Infineon has a number of facilities in Europe, one in Dresden, Germany. Infineon's high power segment is in Warstein, Germany; Villach, Graz and Linz in Austria; Cegléd in Hungary; and Italy. It also operates R&D centers in France, Singapore, Romania, Taiwan, U.K., Ireland, and India, as well as fabrication units in Malaysia, Singapore, Indonesia, China, Hungary, and USA, including in El Segundo and Austin, among others. There is a Shared Service Center in Porto, Portugal.

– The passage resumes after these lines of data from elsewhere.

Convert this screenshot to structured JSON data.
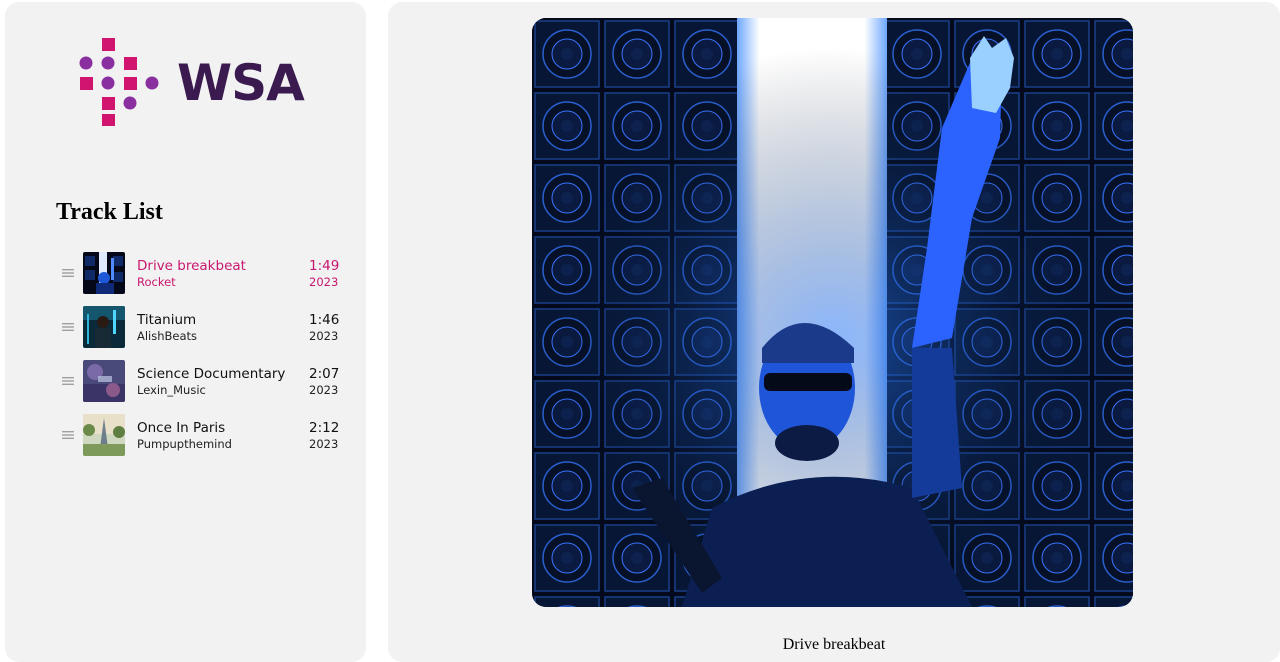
{
  "brand": {
    "name": "WSA",
    "dot_color_magenta": "#d1146e",
    "dot_color_purple": "#8a2fa0",
    "wordmark_color": "#3b1a4f"
  },
  "track_list": {
    "heading": "Track List",
    "tracks": [
      {
        "title": "Drive breakbeat",
        "artist": "Rocket",
        "duration": "1:49",
        "year": "2023",
        "active": true
      },
      {
        "title": "Titanium",
        "artist": "AlishBeats",
        "duration": "1:46",
        "year": "2023",
        "active": false
      },
      {
        "title": "Science Documentary",
        "artist": "Lexin_Music",
        "duration": "2:07",
        "year": "2023",
        "active": false
      },
      {
        "title": "Once In Paris",
        "artist": "Pumpupthemind",
        "duration": "2:12",
        "year": "2023",
        "active": false
      }
    ]
  },
  "player": {
    "now_playing_title": "Drive breakbeat"
  },
  "colors": {
    "accent": "#c8176f",
    "panel_bg": "#f2f2f2"
  },
  "icons": {
    "drag_handle": "drag-handle-icon"
  }
}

==Controversy and litigation==
In 2004–2005, an investigation was carried out into a conspiracy to fix the price of DRAM between 1999 and 2002 that damaged competition and raised PC prices. In December 2004, Infineon agreed to enter a guilty plea, cooperate with the US government's investigation, and pay a $160 million fine over its role in the conspiracy. During mid 2005, Infineon appointed the auditing specialist Ernst & Young to review internal monitoring and information systems after the resignation of an executive over alleged bribery in the sponsoring of motor-sport events.

In 2010, legal action was filed by the insolvency administrator overseeing the insolvent Qimonda over Infineon's alleged role in its collapse; this was concluded in a settlement of €753.5 million in 2024.

In September 2014, the European Commission found that Infineon, Renesas and other smart card chip manufacturers had unlawfully coordinated their pricing between 2003 and 2005.

In October 2017, it was reported that a code library developed by Infineon contained a ROCA vulnerability. Due to it being in widespread use in security products such as smartcards and TPMs (Trusted Platform Modules), enabled private keys to be inferred from public keys. As a result, all systems depending upon the privacy of such keys were vulnerable to compromise, such as identity theft or spoofing. Affected systems include 750,000 Estonian identity cards, 300,000 Slovak identity cards, and computers that use Microsoft BitLocker drive encryption in conjunction with an affected TPM. Immediately after the disclosure, Microsoft released a patch via Windows Update that works around the flaw.